They aren’t mine to give away, these secrets, they are mine to hoard and keep. There are stories that are mine, of course, but I can only tell my side, because the other part of the story is someone else’s, and to tell theirs too, to tell it in such a way that it would be fair to them, would be to give too much away. I can’t hold out my hand and expect for trust to be placed into it, and to truss up that trust to say or write what would betray what someone else told me believing that I would keep it close. There are things that have no place to be heard outside the bedroom where they were whispered; there are things that are said that are an act of love, of faith, when they are entrusted into another’s safekeeping. Intimacy isn’t the baring of flesh and the exchange of fluids, it’s the passing from one hand to another of crumpled scraps of paper (this is the worst of me: make the best of it; these are the dregs: intoxicate yourself).

I keep the secrets of others’ safe, and it’s a hard habit to break, even with my own. I’m a puritan at heart: I’d rather the forbidden glimpse of darkness than the full-frontal with the lights on. I like the slow drip of unconscious confidences and backhanded revelations to colour the sketch I have in my head; I like what I must work at to reveal rather than being handed something on a plate. It is what we hide that defines us, in some sense, and the glimpse through the cracks tantalizes, while the trust that is conferred by the door thrown open seduces.
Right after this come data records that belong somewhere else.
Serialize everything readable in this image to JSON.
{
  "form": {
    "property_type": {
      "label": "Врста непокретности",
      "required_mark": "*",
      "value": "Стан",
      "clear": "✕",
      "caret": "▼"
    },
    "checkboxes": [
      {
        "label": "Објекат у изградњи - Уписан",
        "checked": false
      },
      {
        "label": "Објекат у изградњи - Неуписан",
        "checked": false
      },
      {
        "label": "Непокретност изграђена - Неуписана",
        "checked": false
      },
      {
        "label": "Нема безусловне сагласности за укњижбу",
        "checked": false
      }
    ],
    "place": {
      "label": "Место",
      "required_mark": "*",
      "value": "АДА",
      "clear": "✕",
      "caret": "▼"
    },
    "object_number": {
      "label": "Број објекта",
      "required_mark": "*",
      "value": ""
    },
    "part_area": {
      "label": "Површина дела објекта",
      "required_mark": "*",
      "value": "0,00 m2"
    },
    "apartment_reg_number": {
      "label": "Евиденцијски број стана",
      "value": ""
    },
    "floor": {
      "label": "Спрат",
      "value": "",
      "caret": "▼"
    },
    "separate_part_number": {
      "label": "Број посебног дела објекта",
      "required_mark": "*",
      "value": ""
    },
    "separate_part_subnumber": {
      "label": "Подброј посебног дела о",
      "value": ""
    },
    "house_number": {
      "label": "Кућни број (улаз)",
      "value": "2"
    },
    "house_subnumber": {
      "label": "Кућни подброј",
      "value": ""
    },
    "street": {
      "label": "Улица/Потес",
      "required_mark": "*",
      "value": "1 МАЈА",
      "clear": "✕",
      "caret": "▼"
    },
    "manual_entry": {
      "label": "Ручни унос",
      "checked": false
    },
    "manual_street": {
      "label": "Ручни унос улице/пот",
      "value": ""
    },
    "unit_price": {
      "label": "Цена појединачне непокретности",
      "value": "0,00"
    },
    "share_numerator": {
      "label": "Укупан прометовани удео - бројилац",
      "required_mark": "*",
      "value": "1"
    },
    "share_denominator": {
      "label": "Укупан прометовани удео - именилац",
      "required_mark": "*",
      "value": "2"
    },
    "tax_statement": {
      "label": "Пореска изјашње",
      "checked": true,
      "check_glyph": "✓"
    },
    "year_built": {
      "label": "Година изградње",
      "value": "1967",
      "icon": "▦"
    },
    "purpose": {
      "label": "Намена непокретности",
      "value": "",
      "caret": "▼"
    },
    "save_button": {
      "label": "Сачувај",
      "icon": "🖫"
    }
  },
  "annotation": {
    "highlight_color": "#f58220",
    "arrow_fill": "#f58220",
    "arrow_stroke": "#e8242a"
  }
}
I can use it, but I can’t write it, what I see or what I’m shown. It’s not only mememe in my head, but that’s the only story I have to tell. The negotiations, tribulations, the slow slide forward and the leap into the dark are as sacred as pillow talk – but the real sort, not the pleasantries: the defenseless soul-baring. And more than that, I’m selfish. I never share the things I truly value, or put them on display. I couldn’t do it if I wanted to. I don’t have the words.